The trial Court and the High Court had casually dismissed this point of argument citing the fact that PW-1 was a boy, 17 years old, in a state of distress and hence was traveling fast. It even went to the extent that the High Court speculated that there was possibly another shorter route that could have been used. This, however, was termed by the Supreme Court to contain absurd reasoning, more so considering that the distance of sixteen kilometers had also been agreed by PW-1. The Court held it very improbable that there could be such a distance covered in such a time by a 17-year-old boy and his middle-aged mother being a pillion rider. With this inherent improbability, the Court held that it casts colossal doubts on the credentials of PW-1 and PW-2 being under the crime spot, thus causing the rest of the prosecution story to be highly unbelievable and without substantial evidence about the input of the appellants.
Innatural Testimony of Eye-witnesses
It was also a question to the Court that the manner in which PW-1 and PW 2 behaved after supposedly witnessing the murder was unnatural. At the time of the attack, they were present at the crime scene and therefore had all the opportunity to rescue the dead, but none of them tried. Worse, they used 16 kilometers to the house and then to the police station after the incident when in actual sense a police station was on the way between the liquor shop and their residence. Their credibility was also not helped when they could not offer a satisfactory explanation to this glaring loophole.

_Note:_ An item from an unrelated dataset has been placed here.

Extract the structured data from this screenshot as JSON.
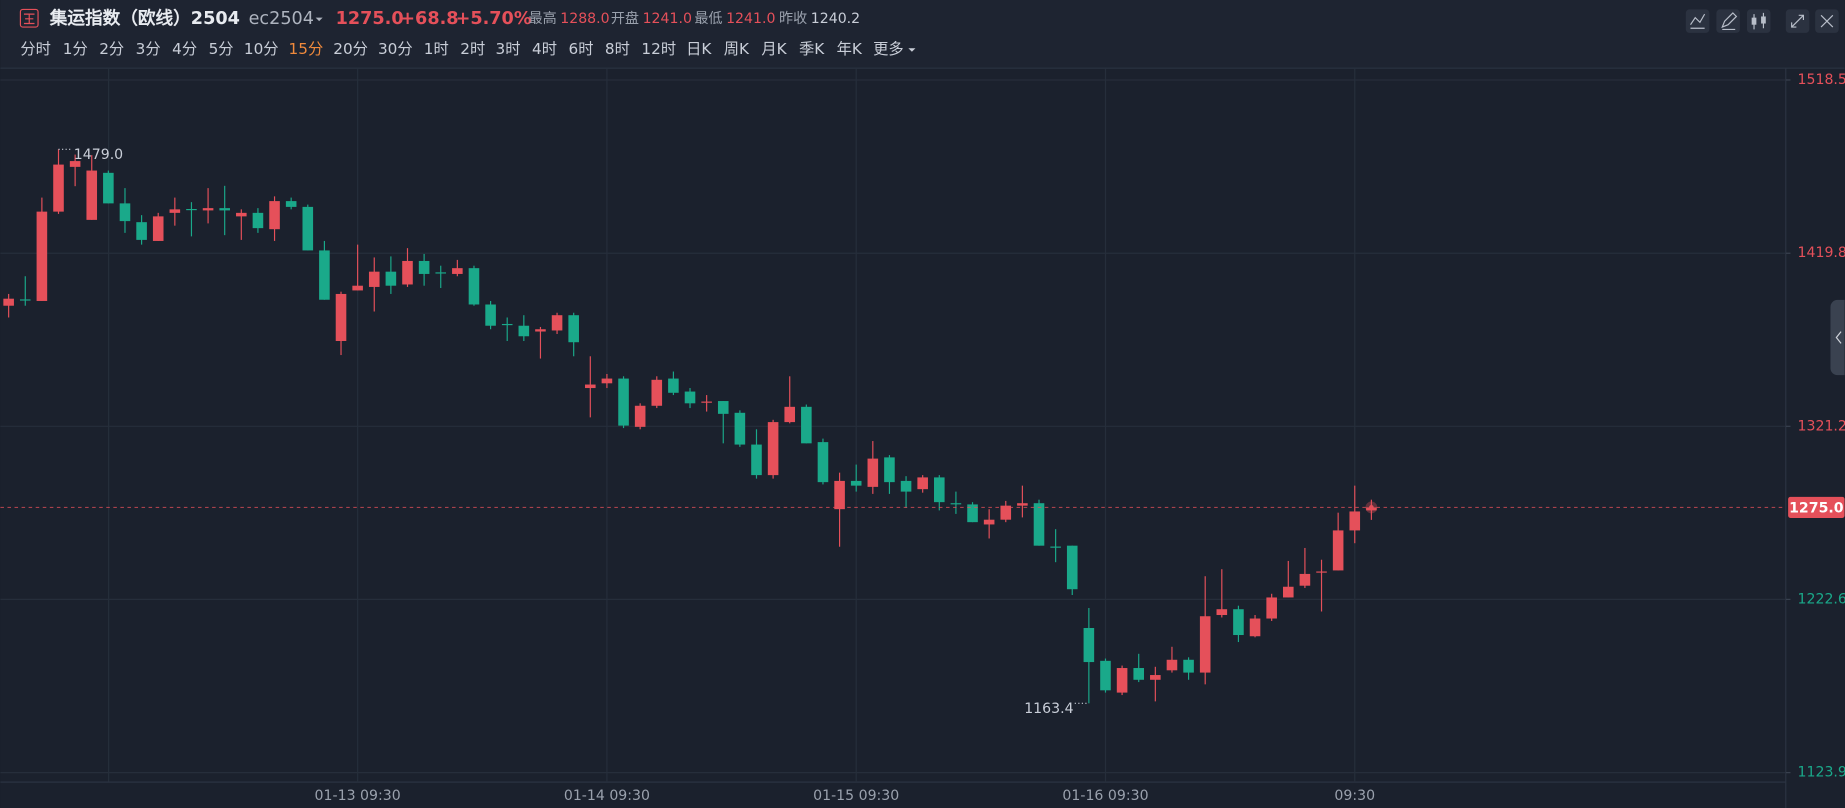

Inconsistencies of Other Witnesses and Medical Evidence
Another factor that made the testimony of PW-1 and PW-2 unreliable is that there was no other so-called eye witness that could vouch the side of the prosecution. PW-4, PW-5 (customers) and PW-6 (manager of the TASMAC shop) were treated as hostile and said that four or five persons assaulted the deceased. This went against the story by the prosecution of just two attackers.

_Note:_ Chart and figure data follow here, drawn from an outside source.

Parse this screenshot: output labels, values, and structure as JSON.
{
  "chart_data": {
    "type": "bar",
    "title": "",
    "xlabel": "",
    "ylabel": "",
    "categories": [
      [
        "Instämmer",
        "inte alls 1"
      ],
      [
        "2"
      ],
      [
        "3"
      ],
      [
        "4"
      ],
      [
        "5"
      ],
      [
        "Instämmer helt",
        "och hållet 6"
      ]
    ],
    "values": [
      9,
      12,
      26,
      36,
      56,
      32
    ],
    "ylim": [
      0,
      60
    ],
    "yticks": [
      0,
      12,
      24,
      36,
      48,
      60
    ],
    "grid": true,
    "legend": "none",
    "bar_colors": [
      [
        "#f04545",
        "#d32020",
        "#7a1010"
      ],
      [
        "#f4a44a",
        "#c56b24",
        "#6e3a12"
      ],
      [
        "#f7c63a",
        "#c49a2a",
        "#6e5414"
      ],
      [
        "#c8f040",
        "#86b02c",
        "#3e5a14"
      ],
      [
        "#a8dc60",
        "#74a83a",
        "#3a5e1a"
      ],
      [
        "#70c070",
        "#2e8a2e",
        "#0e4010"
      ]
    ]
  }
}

In addition to it, the report done after the death of the person found 26 injuries on the body. According to the Court, these vast damages could not be imposed by a single attacker, they could have more likely been a consequence of an assault by multiple people. This is in accordance with the reports by the hostile witnesses and leaves a possibility that the deceased, being a drinker and a criminal under Goondas Act, had enmities with several people who might have even attacked him and inflicted death. These are some of the likely explanations of the case, which could not be disregarded, and which increased the uncertainty of prosecution side of the case.
Finally, the Supreme Court dismissed the appeal and found that the prosecution had not proved its burden of proving the guilty of the persons under appeal beyond reasonable doubt. The improbabilities inherent in them and the dubious actions of the main participants of the case, and all these are in conflict with other pieces of evidence had cast an impressionable cloud of doubt upon the presence of the accused persons at the scene of the crime itself. Under these conditions, the Court decided that the accused individuals needed to be innocence.
As such the appeals were admitted and the judgment of the High Court of Madras as also the Trial Court was quashed and set aside. Esakkimuthu and Pitchu Mani @ Pitchai Mani were absolved of the charges put on them and released immediately. This decision is the main reminder of the underlying precept of the criminal law which is that suspicion though powerful cannot substitute for its proof and that all reasonable doubts have to finally favor the accused.